Volkswagen Board Member for Human Resources Gunnar Kilian says: “Volkswagen offers first-class vocational training. To ensure that this remains the case in the future, we are orienting our training towards future requirements at an early stage. People who successfully complete their training with Volkswagen must be sure that they are extremely well-prepared for their professional future. This is also in the interests of the company. We want employees with top-class skills who are team players. They must be able to act under their own responsibility and be motivated and capable to carry on with training on a continuous basis when they have completed their apprenticeships.”
Works Council Chairman Bernd Osterloh emphasizes: “Good training is a firm foundation for secure employment. We want to ensure that this remains the case in the future and that the company assumes this responsibility. Training must therefore not only cover future-oriented topics. It must also be appropriate for the young people concerned because the skills and expectations they bring with them have changed over the past few years. The Future Training Forum has shown that vocational training at Volkswagen is reorienting itself towards these requirements at an early stage.”
Ralph Linde, Head of the Volkswagen Group Academy, explains: “We are renewing vocational training at a rapid pace. Instructors are becoming learning assistants. They are focusing on diversity of methods and digital media and promoting self-determined learning. At the same time, our apprentices are using their media competence, for example producing learning media themselves in projects, and are contributing their know-how to the transfer of knowledge.”
Works Council Member Gerardo Scarpino, Chairman of the Training Committee, says: “Digitalization in training is not a theoretical game. On the contrary, it is digitalization that makes training closely oriented towards the current technological topics faced by the departments possible. This means that people moving from training to their departments do not suffer any shock when they are faced by practical requirements. They have been trained in the ideal way and are needed by their teams.”
The participants in the Future Training Forum included Board of Management Members, human resources managers, training experts, Works Council members, young peoples’ representatives and apprentices. The forum is to be repeated each year at a different Volkswagen plant in order to give greater prominence to strategic future topics for training and to foster further development in these areas.
The apprentices also played a special role in the organization of the Future Training Forum. The Young People’s and Apprentices’ Representative Committee had planned and prepared the event together with the Volkswagen Group Academy. During the forum, about 50 apprentices, working together with experts and instructors on various “market stands”, presented and explained on the basis of specific projects how future-oriented vocational training is implemented at Volkswagen.

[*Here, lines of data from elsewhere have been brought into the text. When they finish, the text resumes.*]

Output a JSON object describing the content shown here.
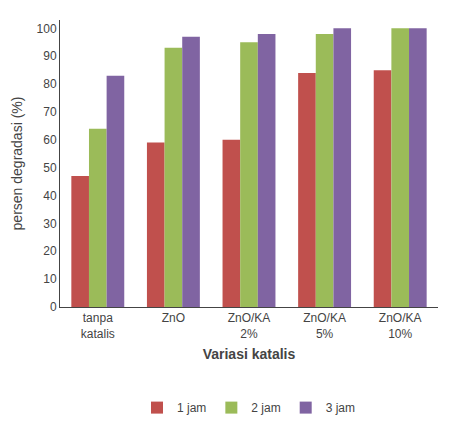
{
  "chart_data": {
    "type": "bar",
    "categories": [
      "tanpa\nkatalis",
      "ZnO",
      "ZnO/KA\n2%",
      "ZnO/KA\n5%",
      "ZnO/KA\n10%"
    ],
    "series": [
      {
        "name": "1 jam",
        "color": "#C0504D",
        "values": [
          47,
          59,
          60,
          84,
          85
        ]
      },
      {
        "name": "2 jam",
        "color": "#9BBB59",
        "values": [
          64,
          93,
          95,
          98,
          100
        ]
      },
      {
        "name": "3 jam",
        "color": "#8064A2",
        "values": [
          83,
          97,
          98,
          100,
          100
        ]
      }
    ],
    "xlabel": "Variasi katalis",
    "ylabel": "persen degradasi (%)",
    "ylim": [
      0,
      103
    ],
    "yticks": [
      0,
      10,
      20,
      30,
      40,
      50,
      60,
      70,
      80,
      90,
      100
    ],
    "grid": false,
    "legend": "bottom"
  }
}
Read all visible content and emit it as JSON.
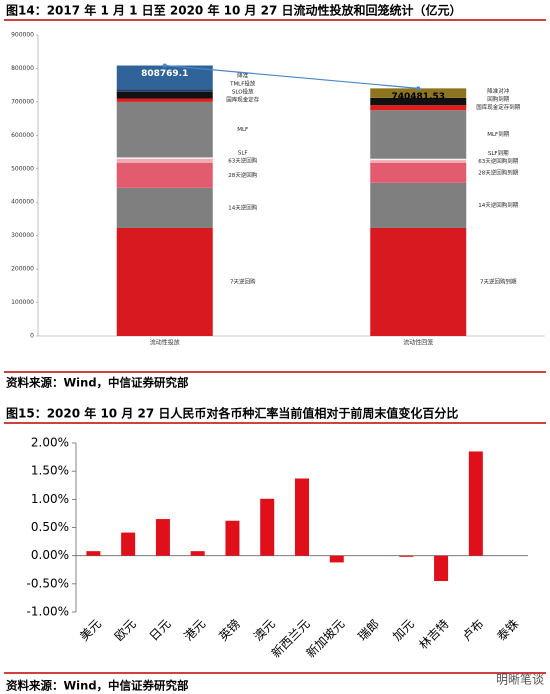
{
  "chart_data": [
    {
      "type": "stacked-bar",
      "title": "图14：2017 年 1 月 1 日至 2020 年 10 月 27 日流动性投放和回笼统计（亿元）",
      "source": "资料来源：Wind，中信证券研究部",
      "categories": [
        "流动性投放",
        "流动性回笼"
      ],
      "stacks": [
        {
          "segments": [
            {
              "name": "7天逆回购",
              "value": 323000,
              "color": "#d71a1f"
            },
            {
              "name": "14天逆回购",
              "value": 120000,
              "color": "#7f7f7f"
            },
            {
              "name": "28天逆回购",
              "value": 75000,
              "color": "#e35b6e"
            },
            {
              "name": "63天逆回购",
              "value": 12000,
              "color": "#f2aab4"
            },
            {
              "name": "SLF",
              "value": 4000,
              "color": "#f5f5f5"
            },
            {
              "name": "MLF",
              "value": 166000,
              "color": "#818181"
            },
            {
              "name": "国库现金定存",
              "value": 10000,
              "color": "#e21c1c"
            },
            {
              "name": "SLO投放",
              "value": 20000,
              "color": "#111111"
            },
            {
              "name": "TMLF投放",
              "value": 8000,
              "color": "#1f3a66"
            },
            {
              "name": "降准",
              "value": 70769.1,
              "color": "#2f6399"
            }
          ]
        },
        {
          "segments": [
            {
              "name": "7天逆回购到期",
              "value": 323000,
              "color": "#d71a1f"
            },
            {
              "name": "14天逆回购到期",
              "value": 135000,
              "color": "#7f7f7f"
            },
            {
              "name": "28天逆回购到期",
              "value": 60000,
              "color": "#e35b6e"
            },
            {
              "name": "63天逆回购到期",
              "value": 8000,
              "color": "#f2aab4"
            },
            {
              "name": "SLF到期",
              "value": 4000,
              "color": "#f5f5f5"
            },
            {
              "name": "MLF到期",
              "value": 145000,
              "color": "#818181"
            },
            {
              "name": "国库现金定存到期",
              "value": 15000,
              "color": "#e21c1c"
            },
            {
              "name": "回购到期",
              "value": 22000,
              "color": "#111111"
            },
            {
              "name": "降准对冲",
              "value": 28481.53,
              "color": "#8c7420"
            }
          ]
        }
      ],
      "totals": [
        808769.1,
        740481.53
      ],
      "total_line_color": "#4a86c8",
      "ylim": [
        0,
        900000
      ],
      "yticks": [
        0,
        100000,
        200000,
        300000,
        400000,
        500000,
        600000,
        700000,
        800000,
        900000
      ]
    },
    {
      "type": "bar",
      "title": "图15：2020 年 10 月 27 日人民币对各币种汇率当前值相对于前周末值变化百分比",
      "source": "资料来源：Wind，中信证券研究部",
      "categories": [
        "美元",
        "欧元",
        "日元",
        "港元",
        "英镑",
        "澳元",
        "新西兰元",
        "新加坡元",
        "瑞郎",
        "加元",
        "林吉特",
        "卢布",
        "泰铢"
      ],
      "values": [
        0.08,
        0.41,
        0.65,
        0.08,
        0.62,
        1.01,
        1.37,
        -0.12,
        0,
        -0.02,
        -0.45,
        1.85,
        0
      ],
      "color": "#e0101b",
      "ylim": [
        -1,
        2
      ],
      "yticks": [
        {
          "value": -1,
          "label": "-1.00%"
        },
        {
          "value": -0.5,
          "label": "-0.50%"
        },
        {
          "value": 0,
          "label": "0.00%"
        },
        {
          "value": 0.5,
          "label": "0.50%"
        },
        {
          "value": 1,
          "label": "1.00%"
        },
        {
          "value": 1.5,
          "label": "1.50%"
        },
        {
          "value": 2,
          "label": "2.00%"
        }
      ]
    }
  ],
  "watermark": "明晰笔谈"
}
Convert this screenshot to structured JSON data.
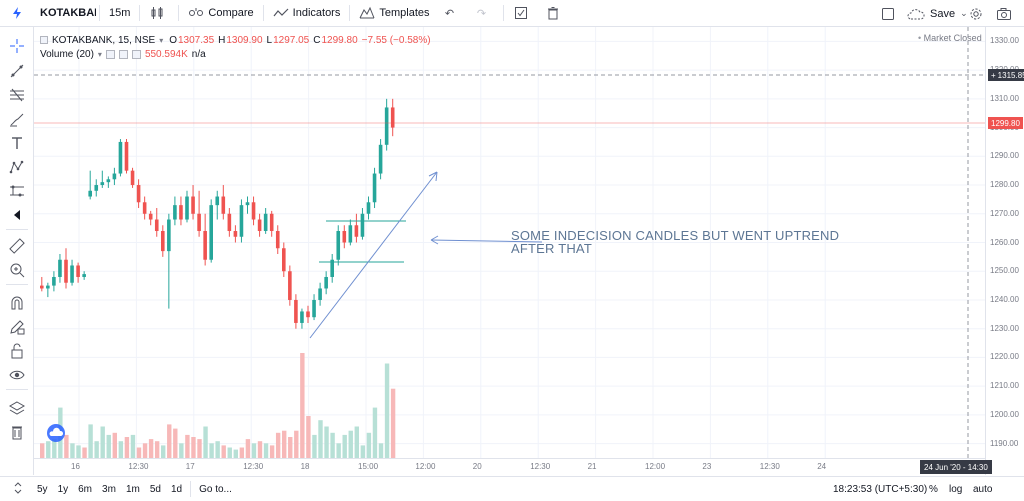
{
  "toolbar": {
    "symbol": "KOTAKBANK",
    "interval": "15m",
    "compare": "Compare",
    "indicators": "Indicators",
    "templates": "Templates",
    "save": "Save"
  },
  "legend": {
    "symbol_line": "KOTAKBANK, 15, NSE",
    "o_label": "O",
    "o": "1307.35",
    "h_label": "H",
    "h": "1309.90",
    "l_label": "L",
    "l": "1297.05",
    "c_label": "C",
    "c": "1299.80",
    "change": "−7.55 (−0.58%)",
    "volume_label": "Volume (20)",
    "volume_value": "550.594K",
    "volume_na": "n/a"
  },
  "market_status": "Market Closed",
  "annotation": {
    "line1": "SOME INDECISION CANDLES BUT WENT UPTREND",
    "line2": "AFTER THAT"
  },
  "price_axis": {
    "ticks": [
      "1330.00",
      "1320.00",
      "1310.00",
      "1300.00",
      "1290.00",
      "1280.00",
      "1270.00",
      "1260.00",
      "1250.00",
      "1240.00",
      "1230.00",
      "1220.00",
      "1210.00",
      "1200.00",
      "1190.00"
    ],
    "crosshair_price": "1315.85",
    "last_price": "1299.80"
  },
  "time_axis": {
    "ticks": [
      "16",
      "12:30",
      "17",
      "12:30",
      "18",
      "15:00",
      "12:00",
      "20",
      "12:30",
      "21",
      "12:00",
      "23",
      "12:30",
      "24"
    ],
    "crosshair_time": "24 Jun '20 - 14:30"
  },
  "bottombar": {
    "ranges": [
      "5y",
      "1y",
      "6m",
      "3m",
      "1m",
      "5d",
      "1d"
    ],
    "goto": "Go to...",
    "clock": "18:23:53 (UTC+5:30)",
    "percent": "%",
    "log": "log",
    "auto": "auto"
  },
  "colors": {
    "up": "#26a69a",
    "down": "#ef5350",
    "vol_up": "#b7e0d6",
    "vol_down": "#f7b8b8",
    "annotation": "#5d7694"
  },
  "chart_data": {
    "type": "candlestick",
    "price_range": [
      1185,
      1335
    ],
    "candles": [
      [
        1245,
        1248,
        1243,
        1244
      ],
      [
        1244,
        1246,
        1241,
        1245
      ],
      [
        1245,
        1250,
        1243,
        1248
      ],
      [
        1248,
        1256,
        1246,
        1254
      ],
      [
        1254,
        1258,
        1244,
        1246
      ],
      [
        1246,
        1254,
        1245,
        1252
      ],
      [
        1252,
        1253,
        1246,
        1248
      ],
      [
        1248,
        1250,
        1247,
        1249
      ],
      [
        1276,
        1285,
        1275,
        1278
      ],
      [
        1278,
        1282,
        1276,
        1280
      ],
      [
        1280,
        1285,
        1279,
        1281
      ],
      [
        1281,
        1283,
        1279,
        1282
      ],
      [
        1282,
        1286,
        1280,
        1284
      ],
      [
        1284,
        1296,
        1283,
        1295
      ],
      [
        1295,
        1296,
        1284,
        1285
      ],
      [
        1285,
        1286,
        1279,
        1280
      ],
      [
        1280,
        1282,
        1272,
        1274
      ],
      [
        1274,
        1276,
        1268,
        1270
      ],
      [
        1270,
        1271,
        1266,
        1268
      ],
      [
        1268,
        1272,
        1262,
        1264
      ],
      [
        1264,
        1266,
        1255,
        1257
      ],
      [
        1257,
        1270,
        1237,
        1268
      ],
      [
        1268,
        1276,
        1266,
        1273
      ],
      [
        1273,
        1276,
        1266,
        1268
      ],
      [
        1268,
        1278,
        1267,
        1276
      ],
      [
        1276,
        1280,
        1268,
        1270
      ],
      [
        1270,
        1278,
        1262,
        1264
      ],
      [
        1264,
        1270,
        1252,
        1254
      ],
      [
        1254,
        1275,
        1253,
        1273
      ],
      [
        1273,
        1278,
        1268,
        1276
      ],
      [
        1276,
        1280,
        1268,
        1270
      ],
      [
        1270,
        1272,
        1262,
        1264
      ],
      [
        1264,
        1266,
        1260,
        1262
      ],
      [
        1262,
        1275,
        1260,
        1273
      ],
      [
        1273,
        1276,
        1270,
        1274
      ],
      [
        1274,
        1276,
        1266,
        1268
      ],
      [
        1268,
        1270,
        1262,
        1264
      ],
      [
        1264,
        1272,
        1263,
        1270
      ],
      [
        1270,
        1271,
        1262,
        1264
      ],
      [
        1264,
        1266,
        1256,
        1258
      ],
      [
        1258,
        1260,
        1248,
        1250
      ],
      [
        1250,
        1252,
        1238,
        1240
      ],
      [
        1240,
        1242,
        1230,
        1232
      ],
      [
        1232,
        1237,
        1230,
        1236
      ],
      [
        1236,
        1238,
        1232,
        1234
      ],
      [
        1234,
        1242,
        1233,
        1240
      ],
      [
        1240,
        1246,
        1238,
        1244
      ],
      [
        1244,
        1250,
        1242,
        1248
      ],
      [
        1248,
        1256,
        1246,
        1254
      ],
      [
        1254,
        1266,
        1252,
        1264
      ],
      [
        1264,
        1266,
        1258,
        1260
      ],
      [
        1260,
        1268,
        1259,
        1266
      ],
      [
        1266,
        1270,
        1260,
        1262
      ],
      [
        1262,
        1272,
        1261,
        1270
      ],
      [
        1270,
        1276,
        1268,
        1274
      ],
      [
        1274,
        1286,
        1272,
        1284
      ],
      [
        1284,
        1296,
        1282,
        1294
      ],
      [
        1294,
        1310,
        1292,
        1307
      ],
      [
        1307,
        1310,
        1297,
        1300
      ]
    ],
    "volume": [
      [
        14,
        "d"
      ],
      [
        16,
        "u"
      ],
      [
        18,
        "u"
      ],
      [
        48,
        "u"
      ],
      [
        22,
        "d"
      ],
      [
        14,
        "u"
      ],
      [
        12,
        "u"
      ],
      [
        10,
        "d"
      ],
      [
        32,
        "u"
      ],
      [
        16,
        "u"
      ],
      [
        30,
        "u"
      ],
      [
        22,
        "u"
      ],
      [
        24,
        "d"
      ],
      [
        16,
        "u"
      ],
      [
        20,
        "d"
      ],
      [
        22,
        "u"
      ],
      [
        10,
        "d"
      ],
      [
        14,
        "d"
      ],
      [
        18,
        "d"
      ],
      [
        16,
        "d"
      ],
      [
        12,
        "u"
      ],
      [
        32,
        "d"
      ],
      [
        28,
        "d"
      ],
      [
        14,
        "u"
      ],
      [
        22,
        "d"
      ],
      [
        20,
        "d"
      ],
      [
        18,
        "d"
      ],
      [
        30,
        "u"
      ],
      [
        14,
        "u"
      ],
      [
        16,
        "u"
      ],
      [
        12,
        "d"
      ],
      [
        10,
        "u"
      ],
      [
        8,
        "u"
      ],
      [
        10,
        "d"
      ],
      [
        18,
        "d"
      ],
      [
        14,
        "u"
      ],
      [
        16,
        "d"
      ],
      [
        14,
        "u"
      ],
      [
        12,
        "d"
      ],
      [
        24,
        "d"
      ],
      [
        26,
        "d"
      ],
      [
        20,
        "d"
      ],
      [
        26,
        "d"
      ],
      [
        100,
        "d"
      ],
      [
        40,
        "d"
      ],
      [
        22,
        "u"
      ],
      [
        36,
        "u"
      ],
      [
        30,
        "u"
      ],
      [
        24,
        "u"
      ],
      [
        14,
        "u"
      ],
      [
        22,
        "u"
      ],
      [
        26,
        "u"
      ],
      [
        30,
        "u"
      ],
      [
        12,
        "u"
      ],
      [
        24,
        "u"
      ],
      [
        48,
        "u"
      ],
      [
        14,
        "u"
      ],
      [
        90,
        "u"
      ],
      [
        66,
        "d"
      ]
    ]
  }
}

These are just a few examples:
Volkswagen-iPads: During their training, apprentices receive Volkswagen iPads so that they can obtain information independently, process training content and generate new content.
“eKISS” Mobile Maintenance 4.0: on the “eKISS” project, which is now in the pilot phase, apprentices work together with computer specialists on the programming of maintenance apps. During the project, they can participate in the analysis, design, implementation and provision of applications.
Augmented reality goggles: these goggles allow training procedures to be presented in a digitalized way. They can therefore be called up immediately. Apprentices will be able to access information and assistance directly in a targeted way as they are working, which promotes self-teaching skills. This way, trainees will be in a position to adapt their learning behavior individually to conditions at the plant.
Nano-Bug: the objective of this project is to generate a basic understanding of digitalization and Industry 4.0. The project includes the latest technologies. Among other items, the apprentices learn about programming microcontrollers. The objective is to promote understanding of computers as well as independent, creative working.